So I don't think it's an accident that the ETH futures basis is more compressed than Bitcoin.
But at the same time, it doesn't mean that someone is not earning
excess yield. It just requires different mechanisms. And that is going to promote
further introduction to lawmakers into thinking about how to incorporate staking as part of the
total return construct. I think the question, Simon, you're asking around the classification
of security is a super nuanced one. I happen to still believe that the definition of security
is a little bit more narrow in the construct of how the legislation is meant to guide people's
understanding. Some of it related to offerings, some of it related to governance, some of it
related to a construct around dividends. But the ultimate ethos ultimately behind staking is that it's actually perhaps not as passive as one might
intend. So dividends, if you're a stakeholder of a stock, feels very passive. You're told you get
a certain amount of dividend and it's decided by the board and you receive it. You have no
participation in actually controlling for that outcome. The reality is with staking, we look at these yields as if
these are passive numbers, but there is a spread of income possible by participant, right? There's
no one staking revenue you receive. There's actually different ways as to how that spread
could differ by the kinds of participation you perform. So in the future, I think that
the advancement of how products are going to
differentiate further, Bitwise included, amongst other competitors and our peers in the space,
will be exactly that. How are we treating that in a way that is most fair to the end consumer,
the ways in which it is most cost minimizing and profit maximizing for our stakeholders? And
there in itself, I think, will be a kind of alpha that comes out of what other wise might be perceived as passive, but really does require some active
involvement into maximizing that yield component. I mean, it's not ETF relevant per se, but
obviously we have this, I guess we'll call it controversial synthetic dollar Athena, right?

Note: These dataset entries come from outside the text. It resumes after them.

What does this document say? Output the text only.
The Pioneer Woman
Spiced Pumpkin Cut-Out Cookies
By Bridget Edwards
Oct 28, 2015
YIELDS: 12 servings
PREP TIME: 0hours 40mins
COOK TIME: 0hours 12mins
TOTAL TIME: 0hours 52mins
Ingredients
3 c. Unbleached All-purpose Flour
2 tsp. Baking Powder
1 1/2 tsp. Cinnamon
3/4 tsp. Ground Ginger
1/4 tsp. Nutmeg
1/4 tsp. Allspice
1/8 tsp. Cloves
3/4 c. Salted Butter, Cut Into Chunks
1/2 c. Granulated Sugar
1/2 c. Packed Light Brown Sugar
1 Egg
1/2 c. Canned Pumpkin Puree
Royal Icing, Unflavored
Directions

And they're playing that basis trade plus staking to earn a yield in a creative way.
That's their entire structure.
So I don't know if that will ever come to institutions or not, but there are people
already in crypto thinking very deeply about the possibilities with that.

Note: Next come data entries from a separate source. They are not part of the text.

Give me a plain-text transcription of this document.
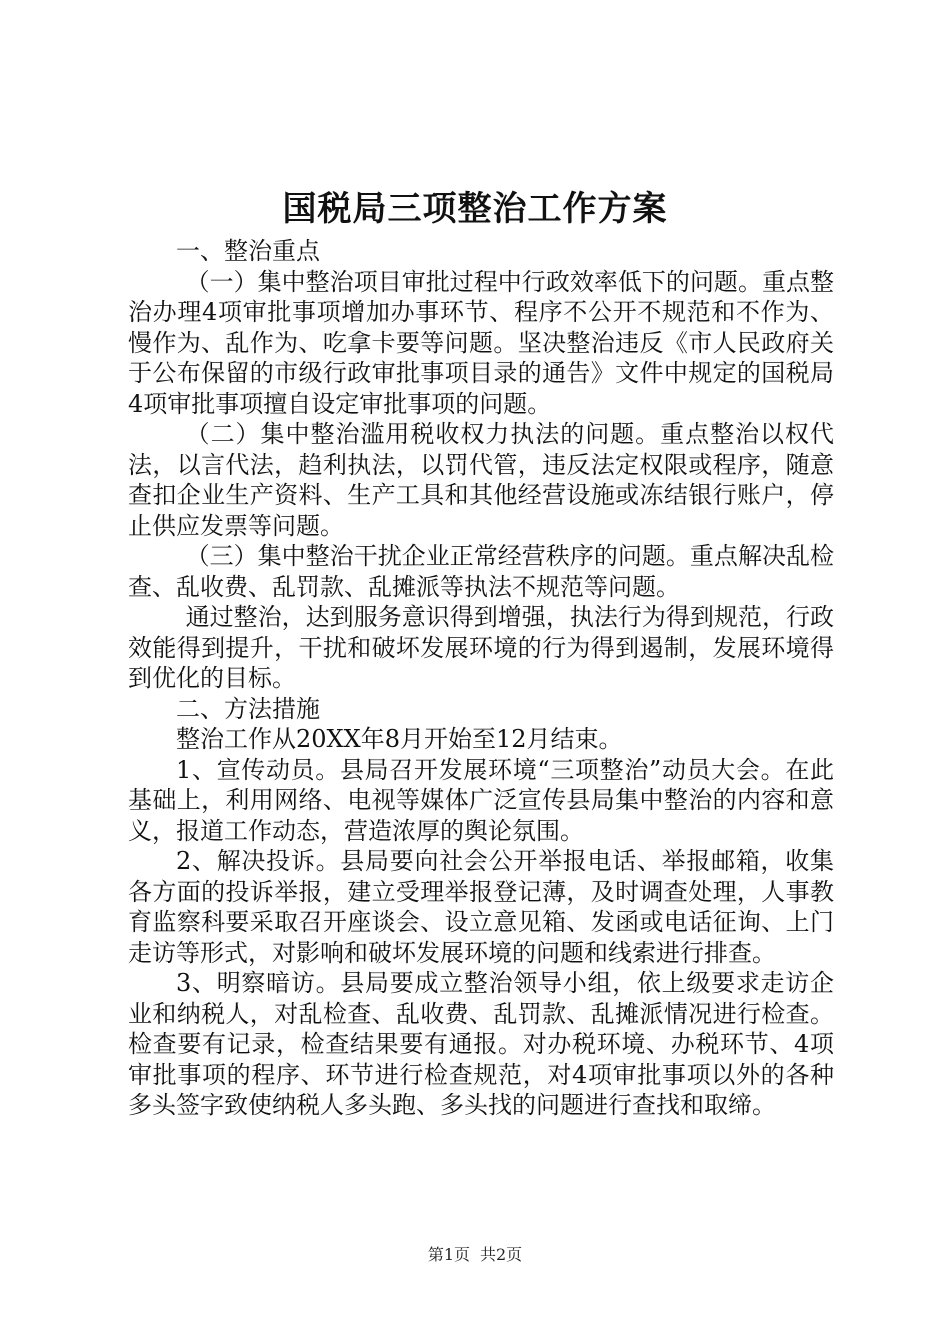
国税局三项整治工作方案

一、整治重点

（一）集中整治项目审批过程中行政效率低下的问题。重点整治办理4项审批事项增加办事环节、程序不公开不规范和不作为、慢作为、乱作为、吃拿卡要等问题。坚决整治违反《市人民政府关于公布保留的市级行政审批事项目录的通告》文件中规定的国税局4项审批事项擅自设定审批事项的问题。

（二）集中整治滥用税收权力执法的问题。重点整治以权代法，以言代法，趋利执法，以罚代管，违反法定权限或程序，随意查扣企业生产资料、生产工具和其他经营设施或冻结银行账户，停止供应发票等问题。

（三）集中整治干扰企业正常经营秩序的问题。重点解决乱检查、乱收费、乱罚款、乱摊派等执法不规范等问题。

通过整治，达到服务意识得到增强，执法行为得到规范，行政效能得到提升，干扰和破坏发展环境的行为得到遏制，发展环境得到优化的目标。

二、方法措施

整治工作从20XX年8月开始至12月结束。

1、宣传动员。县局召开发展环境“三项整治”动员大会。在此基础上，利用网络、电视等媒体广泛宣传县局集中整治的内容和意义，报道工作动态，营造浓厚的舆论氛围。

2、解决投诉。县局要向社会公开举报电话、举报邮箱，收集各方面的投诉举报，建立受理举报登记薄，及时调查处理，人事教育监察科要采取召开座谈会、设立意见箱、发函或电话征询、上门走访等形式，对影响和破坏发展环境的问题和线索进行排查。

3、明察暗访。县局要成立整治领导小组，依上级要求走访企业和纳税人，对乱检查、乱收费、乱罚款、乱摊派情况进行检查。检查要有记录，检查结果要有通报。对办税环境、办税环节、4项审批事项的程序、环节进行检查规范，对4项审批事项以外的各种多头签字致使纳税人多头跑、多头找的问题进行查找和取缔。

第1页 共2页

So I think that you're right, Jeff.
Go ahead.
Yeah, Jeff. Go ahead. Yeah, no, and you know, it's funny
because crypto moves like also one cycle ahead
of the TratFi cycle too.
So already the next dialogue happening around restaking,
as you guys have followed around the theme of Eigenlayer
and the launch of other protocols on top of Lido
that promotes restaking.
You might've heard of Symbiotic.
These things are also now topical in the crypto arena. So think about how complex the conversation evolves after staking in an ETF. What about restaking? What about all the other
kind of financial innovation that can happen in that wrapper? And so I think you're right. There's
going to be a lead-lag relationship in some of these, but the hope is that the crypto frontier is moving people closer towards the opportunity
where you're maximizing yield, where some of that authority can live with the asset owner
distinctly than a passive shareholder of a stock. Pretty soon, we're going to see Goldman Sachs and
JP Morgan competing to yield farm yams and tacos. That's where it was all headed, obviously. Matt,
just a comment. Go ahead. Yeah, I was just going to jump in to add two more pieces to what you said,
Jeff, which was great. On the question of whether they would pay out dividends or reinvest the
proceeds, I actually don't know the answer to that since these ETFs don't stake. I would say in Europe, where there are staked ETPs,
as far as I know, they all reinvest the proceeds as opposed to paying out dividends.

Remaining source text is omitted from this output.